Но в 2002 году судьба опять привела меня в «Эксмо» с теми же повестями. Точнее, сказать, с одной из повестей о похождениях журналиста Лисицына. Только в этот раз я проник в «Эксмо» через «другую дверь». Случайно обнаружилось, что там работает редактором мой близкий знакомый. Он не мог повлиять на судьбу рукописи, но мог попросить обратить внимание на неё. И что же? Не прошло и недели, как мне позвонил рецензент и коротко, но очень лестно отозвался о моём Лисицыне. Когда я упомянул, что у меня есть ещё две повести про этого персонажа, представитель издательства обрадовался… Книга вышла в свет осенью, но не под псевдонимом, как мои прежние книги, а под моей настоящей фамилией. Она была в формате «pocket», в мягкой обложке и назвалась почему-то «Волчья порода». Получив в качестве гонорара жалкие сто долларов, я решил, что издательство слишком жадничает и что в другом месте моего Лисицына ждёт более радушный приём. К тому времени я оставил телевидение, решив целиком отдаться сочинительству, и надеялся, что на литературной дорожке можно прилично заработать, следуя своему голосу, а не жёстким установкам издателя.

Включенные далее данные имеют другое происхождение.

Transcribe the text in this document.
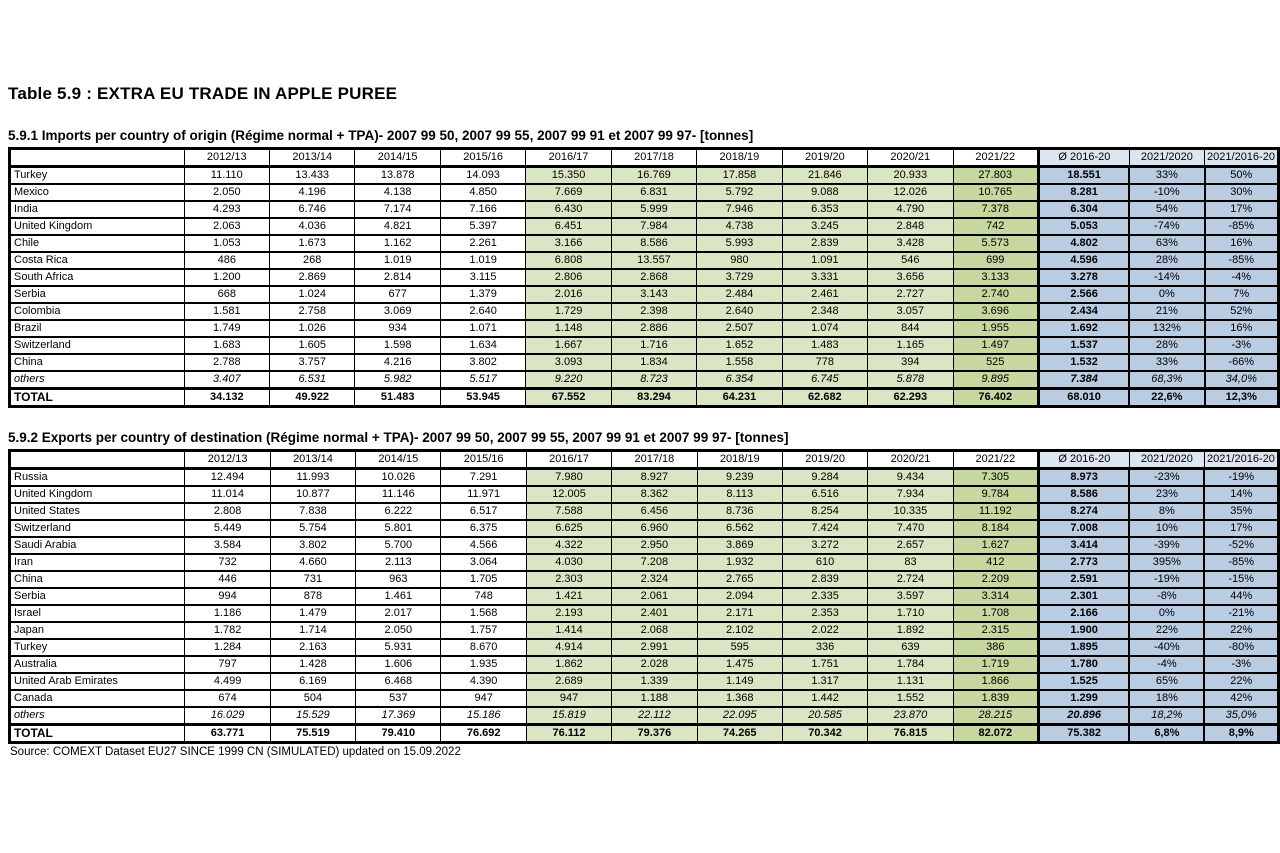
Table 5.9 : EXTRA EU TRADE IN APPLE PUREE
5.9.1 Imports per country of origin (Régime normal + TPA)- 2007 99 50, 2007 99 55, 2007 99 91 et 2007 99 97- [tonnes]
	2012/13	2013/14	2014/15	2015/16	2016/17	2017/18	2018/19	2019/20	2020/21	2021/22	Ø 2016-20	2021/2020	2021/2016-20
Turkey	11.110	13.433	13.878	14.093	15.350	16.769	17.858	21.846	20.933	27.803	18.551	33%	50%
Mexico	2.050	4.196	4.138	4.850	7.669	6.831	5.792	9.088	12.026	10.765	8.281	-10%	30%
India	4.293	6.746	7.174	7.166	6.430	5.999	7.946	6.353	4.790	7.378	6.304	54%	17%
United Kingdom	2.063	4.036	4.821	5.397	6.451	7.984	4.738	3.245	2.848	742	5.053	-74%	-85%
Chile	1.053	1.673	1.162	2.261	3.166	8.586	5.993	2.839	3.428	5.573	4.802	63%	16%
Costa Rica	486	268	1.019	1.019	6.808	13.557	980	1.091	546	699	4.596	28%	-85%
South Africa	1.200	2.869	2.814	3.115	2.806	2.868	3.729	3.331	3.656	3.133	3.278	-14%	-4%
Serbia	668	1.024	677	1.379	2.016	3.143	2.484	2.461	2.727	2.740	2.566	0%	7%
Colombia	1.581	2.758	3.069	2.640	1.729	2.398	2.640	2.348	3.057	3.696	2.434	21%	52%
Brazil	1.749	1.026	934	1.071	1.148	2.886	2.507	1.074	844	1.955	1.692	132%	16%
Switzerland	1.683	1.605	1.598	1.634	1.667	1.716	1.652	1.483	1.165	1.497	1.537	28%	-3%
China	2.788	3.757	4.216	3.802	3.093	1.834	1.558	778	394	525	1.532	33%	-66%
others	3.407	6.531	5.982	5.517	9.220	8.723	6.354	6.745	5.878	9.895	7.384	68,3%	34,0%
TOTAL	34.132	49.922	51.483	53.945	67.552	83.294	64.231	62.682	62.293	76.402	68.010	22,6%	12,3%
5.9.2 Exports per country of destination (Régime normal + TPA)- 2007 99 50, 2007 99 55, 2007 99 91 et 2007 99 97- [tonnes]
	2012/13	2013/14	2014/15	2015/16	2016/17	2017/18	2018/19	2019/20	2020/21	2021/22	Ø 2016-20	2021/2020	2021/2016-20
Russia	12.494	11.993	10.026	7.291	7.980	8.927	9.239	9.284	9.434	7.305	8.973	-23%	-19%
United Kingdom	11.014	10.877	11.146	11.971	12.005	8.362	8.113	6.516	7.934	9.784	8.586	23%	14%
United States	2.808	7.838	6.222	6.517	7.588	6.456	8.736	8.254	10.335	11.192	8.274	8%	35%
Switzerland	5.449	5.754	5.801	6.375	6.625	6.960	6.562	7.424	7.470	8.184	7.008	10%	17%
Saudi Arabia	3.584	3.802	5.700	4.566	4.322	2.950	3.869	3.272	2.657	1.627	3.414	-39%	-52%
Iran	732	4.660	2.113	3.064	4.030	7.208	1.932	610	83	412	2.773	395%	-85%
China	446	731	963	1.705	2.303	2.324	2.765	2.839	2.724	2.209	2.591	-19%	-15%
Serbia	994	878	1.461	748	1.421	2.061	2.094	2.335	3.597	3.314	2.301	-8%	44%
Israel	1.186	1.479	2.017	1.568	2.193	2.401	2.171	2.353	1.710	1.708	2.166	0%	-21%
Japan	1.782	1.714	2.050	1.757	1.414	2.068	2.102	2.022	1.892	2.315	1.900	22%	22%
Turkey	1.284	2.163	5.931	8.670	4.914	2.991	595	336	639	386	1.895	-40%	-80%
Australia	797	1.428	1.606	1.935	1.862	2.028	1.475	1.751	1.784	1.719	1.780	-4%	-3%
United Arab Emirates	4.499	6.169	6.468	4.390	2.689	1.339	1.149	1.317	1.131	1.866	1.525	65%	22%
Canada	674	504	537	947	947	1.188	1.368	1.442	1.552	1.839	1.299	18%	42%
others	16.029	15.529	17.369	15.186	15.819	22.112	22.095	20.585	23.870	28.215	20.896	18,2%	35,0%
TOTAL	63.771	75.519	79.410	76.692	76.112	79.376	74.265	70.342	76.815	82.072	75.382	6,8%	8,9%
Source: COMEXT Dataset EU27 SINCE 1999 CN (SIMULATED) updated on 15.09.2022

Итак, жизнь показала, что стечение обстоятельств имеет первостепенное значение в судьбе каждого из нас. Можно долго трудиться и быть заметно лучше других, но это, оказывается, не значит ровным счётом ничего. Оплевав моего Лисицына в первый раз, «Эксмо» с удовольствием взяло его при втором знакомстве, не внеся никаких поправок в текст и выпустив книжку десятитысячным тиражом. Лотерея, иначе не назовёшь. И первой преградой на пути к выигрышному билету стоит рецензент, его личные пристрастия, настроение и т.д. Когда я принёс через моего знакомого другие книги (в том числе и милицейскую трилогию, уже опубликованную и пользовавшуюся успехом), я опять столкнулся с необъяснимым поведением небесных светил, решающих нашу участь. Рецензии оказались вполне хорошими: знание темы, язык, сюжет – всё это хвалилось (про сюжет было даже уточнено, что аналогов в литературе нет), но в конце было сказано, что коммерческой перспективы книги не имеют. И бесполезно доказывать что-то, приносить хвалебные письма читателей, восторженные отклики сотрудников МВД. Есть мнение какого-то безликого человечка, которому что-то не приглянулось в моём романе, и это мнение перевесило все остальные точки зрения, потому что ему поручено решать, на какой книге начертать благосклонное «да», а что зарезать словом «нет».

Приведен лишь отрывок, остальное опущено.